Automatisch gegenereerde kabels wijzigen in handmatig gegenereerde kabels
Bij de automatisch getekende kabeldefinitielijnen en verbindingsdefinitiepunten wordt de eigenschap Automatisch gegenereerd geplaatst. De objecten die zo zijn gemarkeerd, worden telkens als de kabel opnieuw wordt gegenereerd eerst verwijderd. Daarna worden de betreffende verbindingen opnieuw gegenereerd en worden nieuwe kabeldefinitielijnen en verbindingsdefinitiepunten getekend.
Automatisch gegenereerde kabels en verbindingsdefinitiepunten kunnen worden omgezet in handmatig gegenereerde kabels en verbindingsdefinitiepunten.
- Selecteer de kabel in de grafische editor, of selecteer de pagina's of een project in de pagina-navigator.
- Kies de menuopdrachten Projectgegevens > Kabels > Automatisch -> handmatig.
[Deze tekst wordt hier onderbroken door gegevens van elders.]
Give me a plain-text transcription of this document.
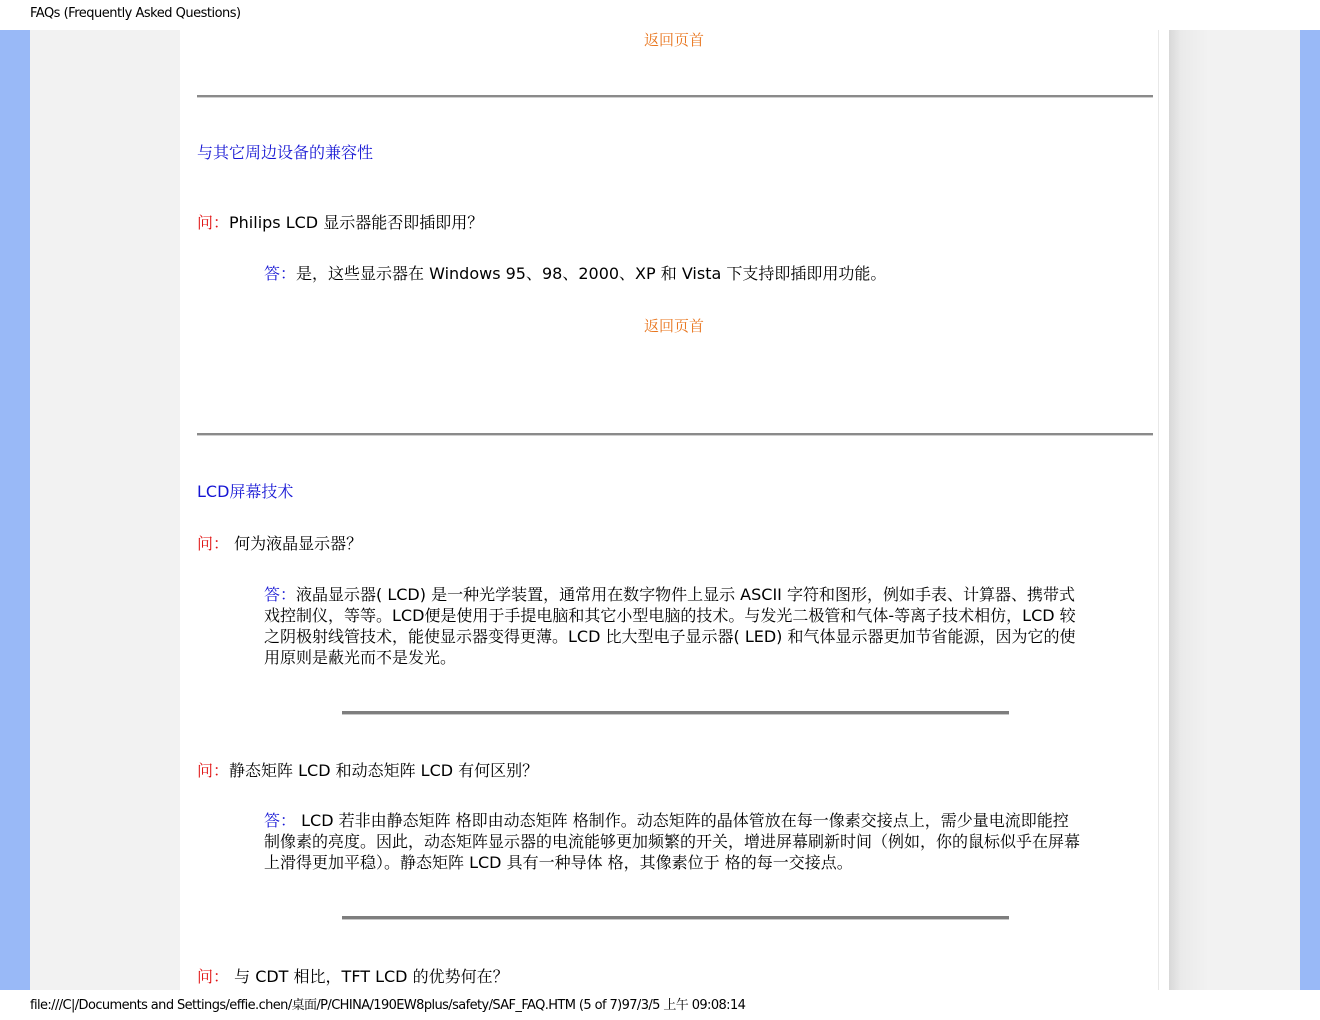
FAQs (Frequently Asked Questions)
返回页首
与其它周边设备的兼容性
问：Philips LCD 显示器能否即插即用？
答：是，这些显示器在 Windows 95、98、2000、XP 和 Vista 下支持即插即用功能。
返回页首
LCD屏幕技术
问： 何为液晶显示器？
答：液晶显示器( LCD) 是一种光学装置，通常用在数字物件上显示 ASCII 字符和图形，例如手表、计算器、携带式 戏控制仪，等等。LCD便是使用于手提电脑和其它小型电脑的技术。与发光二极管和气体-等离子技术相仿，LCD 较之阴极射线管技术，能使显示器变得更薄。LCD 比大型电子显示器( LED) 和气体显示器更加节省能源，因为它的使用原则是蔽光而不是发光。
问：静态矩阵 LCD 和动态矩阵 LCD 有何区别？
答： LCD 若非由静态矩阵 格即由动态矩阵 格制作。动态矩阵的晶体管放在每一像素交接点上，需少量电流即能控制像素的亮度。因此，动态矩阵显示器的电流能够更加频繁的开关，增进屏幕刷新时间（例如，你的鼠标似乎在屏幕上滑得更加平稳）。静态矩阵 LCD 具有一种导体 格，其像素位于 格的每一交接点。
问： 与 CDT 相比，TFT LCD 的优势何在？
file:///C|/Documents and Settings/effie.chen/桌面/P/CHINA/190EW8plus/safety/SAF_FAQ.HTM (5 of 7)97/3/5 上午 09:08:14
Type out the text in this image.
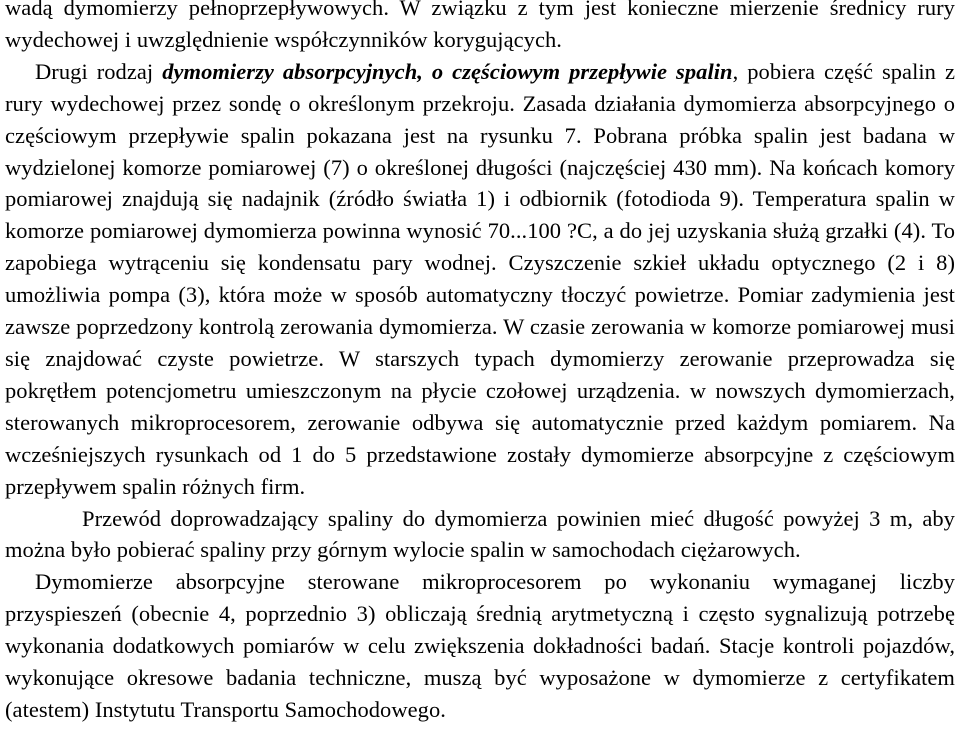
wadą dymomierzy pełnoprzepływowych. W związku z tym jest konieczne mierzenie średnicy rury wydechowej i uwzględnienie współczynników korygujących.

Drugi rodzaj dymomierzy absorpcyjnych, o częściowym przepływie spalin, pobiera część spalin z rury wydechowej przez sondę o określonym przekroju. Zasada działania dymomierza absorpcyjnego o częściowym przepływie spalin pokazana jest na rysunku 7. Pobrana próbka spalin jest badana w wydzielonej komorze pomiarowej (7) o określonej długości (najczęściej 430 mm). Na końcach komory pomiarowej znajdują się nadajnik (źródło światła 1) i odbiornik (fotodioda 9). Temperatura spalin w komorze pomiarowej dymomierza powinna wynosić 70...100 ?C, a do jej uzyskania służą grzałki (4). To zapobiega wytrąceniu się kondensatu pary wodnej. Czyszczenie szkieł układu optycznego (2 i 8) umożliwia pompa (3), która może w sposób automatyczny tłoczyć powietrze. Pomiar zadymienia jest zawsze poprzedzony kontrolą zerowania dymomierza. W czasie zerowania w komorze pomiarowej musi się znajdować czyste powietrze. W starszych typach dymomierzy zerowanie przeprowadza się pokrętłem potencjometru umieszczonym na płycie czołowej urządzenia. w nowszych dymomierzach, sterowanych mikroprocesorem, zerowanie odbywa się automatycznie przed każdym pomiarem. Na wcześniejszych rysunkach od 1 do 5 przedstawione zostały dymomierze absorpcyjne z częściowym przepływem spalin różnych firm.

Przewód doprowadzający spaliny do dymomierza powinien mieć długość powyżej 3 m, aby można było pobierać spaliny przy górnym wylocie spalin w samochodach ciężarowych.

Dymomierze absorpcyjne sterowane mikroprocesorem po wykonaniu wymaganej liczby przyspieszeń (obecnie 4, poprzednio 3) obliczają średnią arytmetyczną i często sygnalizują potrzebę wykonania dodatkowych pomiarów w celu zwiększenia dokładności badań. Stacje kontroli pojazdów, wykonujące okresowe badania techniczne, muszą być wyposażone w dymomierze z certyfikatem (atestem) Instytutu Transportu Samochodowego.
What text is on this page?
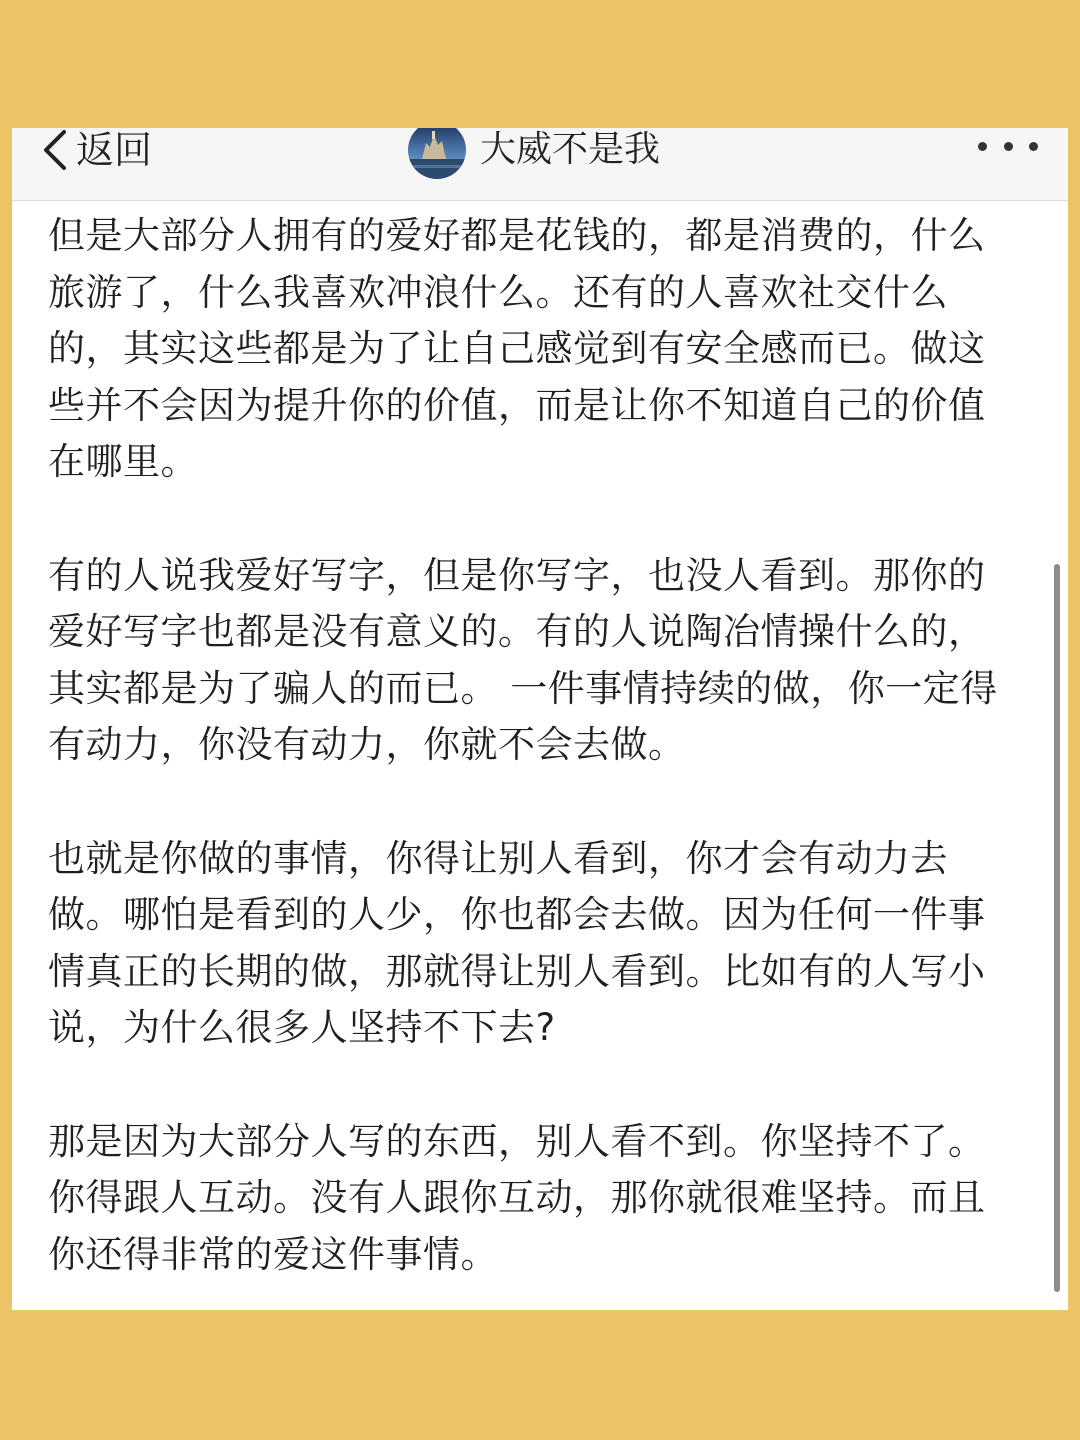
返回	大威不是我

但是大部分人拥有的爱好都是花钱的，都是消费的，什么旅游了，什么我喜欢冲浪什么。还有的人喜欢社交什么的，其实这些都是为了让自己感觉到有安全感而已。做这些并不会因为提升你的价值，而是让你不知道自己的价值在哪里。

有的人说我爱好写字，但是你写字，也没人看到。那你的爱好写字也都是没有意义的。有的人说陶冶情操什么的，其实都是为了骗人的而已。 一件事情持续的做，你一定得有动力，你没有动力，你就不会去做。

也就是你做的事情，你得让别人看到，你才会有动力去做。哪怕是看到的人少，你也都会去做。因为任何一件事情真正的长期的做，那就得让别人看到。比如有的人写小说，为什么很多人坚持不下去?

那是因为大部分人写的东西，别人看不到。你坚持不了。你得跟人互动。没有人跟你互动，那你就很难坚持。而且你还得非常的爱这件事情。
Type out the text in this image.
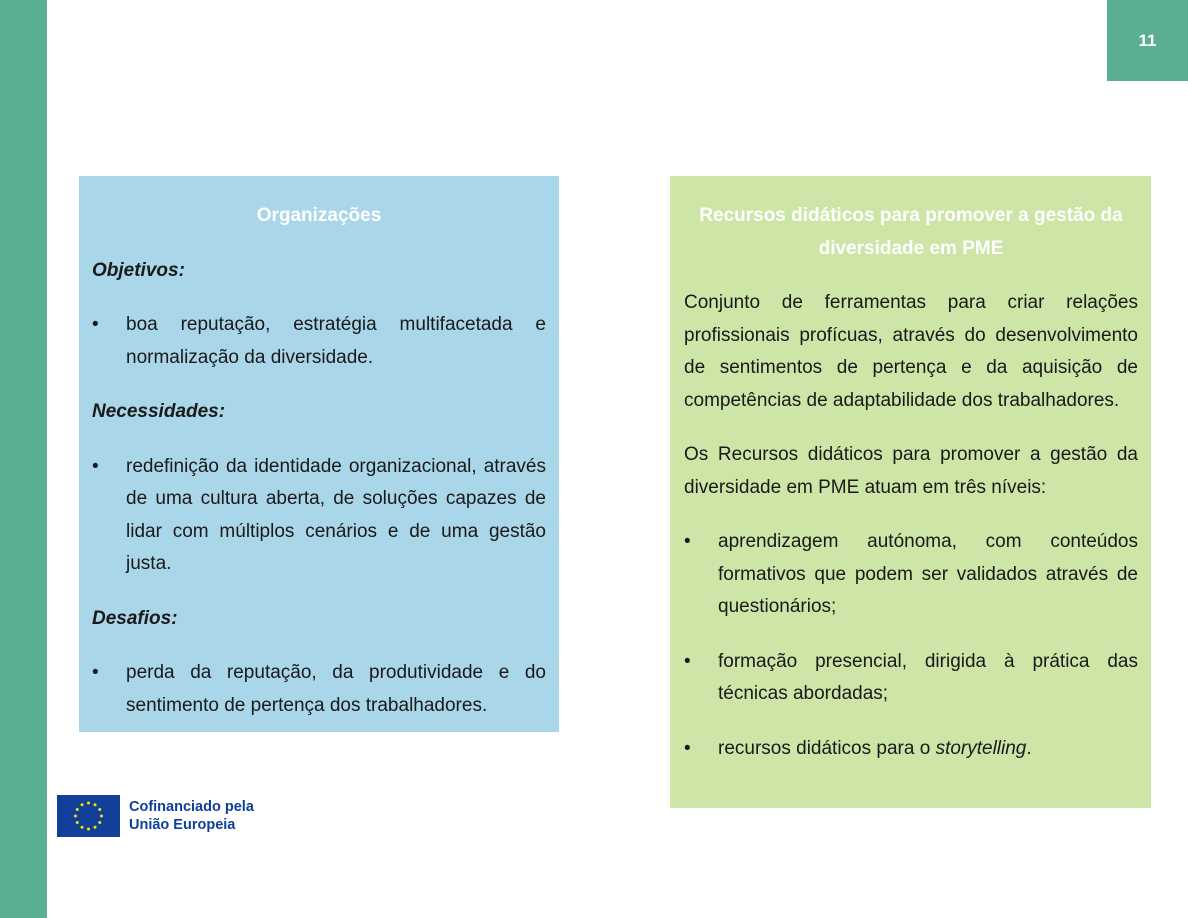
11
Organizações
Objetivos:
•	boa reputação, estratégia multifacetada e normalização da diversidade.
Necessidades:
•	redefinição da identidade organizacional, através de uma cultura aberta, de soluções capazes de lidar com múltiplos cenários e de uma gestão justa.
Desafios:
•	perda da reputação, da produtividade e do sentimento de pertença dos trabalhadores.
Recursos didáticos para promover a gestão da diversidade em PME

Conjunto de ferramentas para criar relações profissionais profícuas, através do desenvolvimento de sentimentos de pertença e da aquisição de competências de adaptabilidade dos trabalhadores.

Os Recursos didáticos para promover a gestão da diversidade em PME atuam em três níveis:

•	aprendizagem autónoma, com conteúdos formativos que podem ser validados através de questionários;
•	formação presencial, dirigida à prática das técnicas abordadas;
•	recursos didáticos para o storytelling.
Cofinanciado pela
União Europeia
Bij de geselecteerde kabels wordt de eigenschap Automatisch gegenereerd teruggezet. De kabels worden dan als handmatig gegenereerde kabels beschouwd en worden bij nieuwe automatische bewerkingen niet gewijzigd.
Tip:
Om individuele kabels om te zetten in handmatig gegenereerde kabels, opent u het dialoogvenster Eigenschappen <...> (bijvoorbeeld door te dubbelklikken op de kabel). Schakel op het tabblad Kabels het selectievakje van de eigenschap Automatisch gegenereerd uit.